|
|
|
|
|
by gwern
2394 days ago
|
|
He's also wrong about a lot. For all his insistence on accuracy, he himself is misleading or ignorant. Like his slam of the Dartmouth project - even if you knew nothing about it, all you have to do is click through to see the claims of 'solving vision' are sheer projection and urban legend. And he's happy to make up claims out of whole cloth: for example, when he says "AlphaGo works fine on a 19x19 board, but would need to be retrained to play on a rectangular board; the lack of transfer is telling.", for which he provides precisely zero evidence, he ignores the fact that AG training works fine on a mixture of board sizes and such progressive growing/curriculum training in fact seems to accelerate training (https://arxiv.org/abs/1902.10565) and that rectangular convolutions are a thing that exist, and there would be plenty of transfer if anyone tried. If no one has tried that exact thing, it's because it would be pointless and it's obvious to everyone not named 'Marcus' that it'd work fine, being rectangular doesn't mystically stop it from working anymore than using a 13x13 rather than 19x19 board makes AG-style training stop working. (This is not the first time Marcus has claimed that something didn't work; I first realized that he doesn't actually keep up with the AI literature when I pointed out to him on Twitter that plenty of knowledge graphs were in use combined with DL, and Google Search was the biggest example of this, and he had no idea what I was talking about.) No matter what DL or DRL does, or how little his own preferred paradigm does, Marcus will never ever admit anything. AlphaGo beats humans? Well, it just copied humans. AlphaZero learns from scratch? Well, he wrote a whole paper explaining how akshully it still copies humans because the tree search encodes the rules. MuZero throws out even the tree search's knowledge of rules? Crickets and essays about 'misinformation'. |
|
Regarding the lack of transfer, yes, AlphaGo, AlphaZero and most of their variants have boards of fixed size and shape hard-coded in their architecture (as they have the types of piece moves-hard coded) and need architectural modifications and re-training before they can play on different boards or with different pieces (e.g. AlphaGo can't play Chess and Shoggi unmodified). The KataGo paper (the paper you linked) is one exception to this. Personally, I don't know others. Anyway general game-playing is a hard task and nobody claims it's solved by AlphaGo.
Regarding KataGo its main contribution is a significant reduction to the cost of training an AlpahGo variant while maintaining a competitive performance. This is very promising- after DeepBlue, creating a chess engine became cheaper and cheaper until they could run on a smartphone. We are far from that with Go computer players.
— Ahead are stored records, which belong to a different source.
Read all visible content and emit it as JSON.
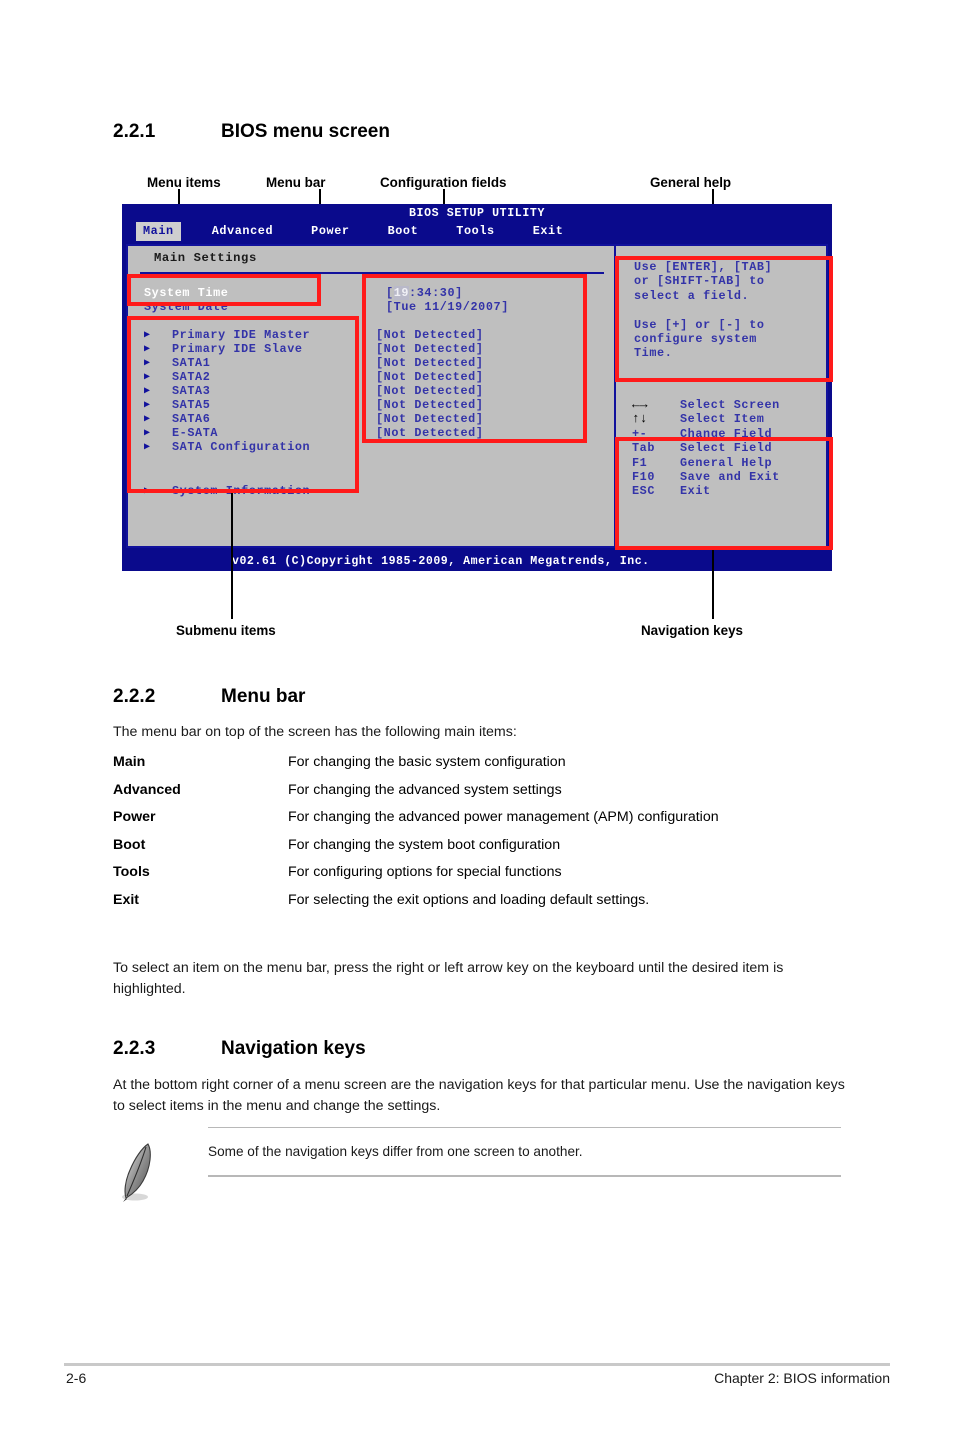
{
  "section_1": {
    "number": "2.2.1",
    "title": "BIOS menu screen"
  },
  "figure": {
    "callouts": {
      "menu_items": "Menu items",
      "menu_bar": "Menu bar",
      "configuration_fields": "Configuration fields",
      "general_help": "General help",
      "submenu_items": "Submenu items",
      "navigation_keys": "Navigation keys"
    },
    "bios": {
      "title": "BIOS SETUP UTILITY",
      "tabs": [
        {
          "label": "Main",
          "active": true
        },
        {
          "label": "Advanced",
          "active": false
        },
        {
          "label": "Power",
          "active": false
        },
        {
          "label": "Boot",
          "active": false
        },
        {
          "label": "Tools",
          "active": false
        },
        {
          "label": "Exit",
          "active": false
        }
      ],
      "settings_title": "Main Settings",
      "rows": [
        {
          "label": "System Time",
          "value_prefix": "[",
          "value_hl": "19",
          "value_suffix": ":34:30]",
          "selected": true,
          "submenu": false
        },
        {
          "label": "System Date",
          "value": "[Tue 11/19/2007]",
          "selected": false,
          "submenu": false
        },
        {
          "label": "Primary IDE Master",
          "value": "[Not Detected]",
          "selected": false,
          "submenu": true
        },
        {
          "label": "Primary IDE Slave",
          "value": "[Not Detected]",
          "selected": false,
          "submenu": true
        },
        {
          "label": "SATA1",
          "value": "[Not Detected]",
          "selected": false,
          "submenu": true
        },
        {
          "label": "SATA2",
          "value": "[Not Detected]",
          "selected": false,
          "submenu": true
        },
        {
          "label": "SATA3",
          "value": "[Not Detected]",
          "selected": false,
          "submenu": true
        },
        {
          "label": "SATA5",
          "value": "[Not Detected]",
          "selected": false,
          "submenu": true
        },
        {
          "label": "SATA6",
          "value": "[Not Detected]",
          "selected": false,
          "submenu": true
        },
        {
          "label": "E-SATA",
          "value": "[Not Detected]",
          "selected": false,
          "submenu": true
        },
        {
          "label": "SATA Configuration",
          "value": "",
          "selected": false,
          "submenu": true
        },
        {
          "label": "System Information",
          "value": "",
          "selected": false,
          "submenu": true
        }
      ],
      "help_text": "Use [ENTER], [TAB]\nor [SHIFT-TAB] to\nselect a field.\n\nUse [+] or [-] to\nconfigure system\nTime.",
      "nav_keys": [
        {
          "key": "←→",
          "glyph": true,
          "desc": "Select Screen"
        },
        {
          "key": "↑↓",
          "glyph": true,
          "desc": "Select Item"
        },
        {
          "key": "+-",
          "glyph": false,
          "desc": "Change Field"
        },
        {
          "key": "Tab",
          "glyph": false,
          "desc": "Select Field"
        },
        {
          "key": "F1",
          "glyph": false,
          "desc": "General Help"
        },
        {
          "key": "F10",
          "glyph": false,
          "desc": "Save and Exit"
        },
        {
          "key": "ESC",
          "glyph": false,
          "desc": "Exit"
        }
      ],
      "footer": "v02.61 (C)Copyright 1985-2009, American Megatrends, Inc."
    }
  },
  "section_2": {
    "number": "2.2.2",
    "title": "Menu bar",
    "intro": "The menu bar on top of the screen has the following main items:",
    "items": [
      {
        "term": "Main",
        "desc": "For changing the basic system configuration"
      },
      {
        "term": "Advanced",
        "desc": "For changing the advanced system settings"
      },
      {
        "term": "Power",
        "desc": "For changing the advanced power management (APM) configuration"
      },
      {
        "term": "Boot",
        "desc": "For changing the system boot configuration"
      },
      {
        "term": "Tools",
        "desc": "For configuring options for special functions"
      },
      {
        "term": "Exit",
        "desc": "For selecting the exit options and loading default settings."
      }
    ],
    "outro": "To select an item on the menu bar, press the right or left arrow key on the keyboard until the desired item is highlighted."
  },
  "section_3": {
    "number": "2.2.3",
    "title": "Navigation keys",
    "body": "At the bottom right corner of a menu screen are the navigation keys for that particular menu. Use the navigation keys to select items in the menu and change the settings.",
    "note": "Some of the navigation keys differ from one screen to another."
  },
  "page_footer": {
    "left": "2-6",
    "right": "Chapter 2: BIOS information"
  },
  "colors": {
    "bios_blue": "#0a0a8c",
    "bios_panel": "#bfbfbf",
    "bios_text": "#3333a8",
    "annotation_red": "#ff1a1a"
  }
}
However, in the KataGo paper, major gains are claimed to come from a) game-playing specific or MCTS-specific improvements (playout cap randomisation, forced playouts and policy target pruning) or architecture-specific improvements (global pooling) or, b) domain-specific improvements (auxiliary ownership and score targets). Finally, KataGo has a few game-specific features (liberties, pass-alive regions and ladder features).
The KataGo paper itself says it very clearly. I quote, snipping for brevity:
Second, our work serves as a case study that there is still a significant efficiency gap between AlphaZero's methods and what is possible from self-play. We find nontrivial further gains from some domain-specific methods (...) We also find that a set of standard game-specific input features still significantly accelerates learning, showing that AlphaZero does not yet obsolete even simple additional tuning.
Finally, "it would obviously work so nobody tried" would make sense if it wasn't for the extremely competitive nature of machine learning research where every novel result is presented as a big breakthrough. Also, if something is obvious but never seems to make it to publication the chances are someone has tried and it didn't work as expected so they shelved the paper. We all know what happens to negative results in machine learning.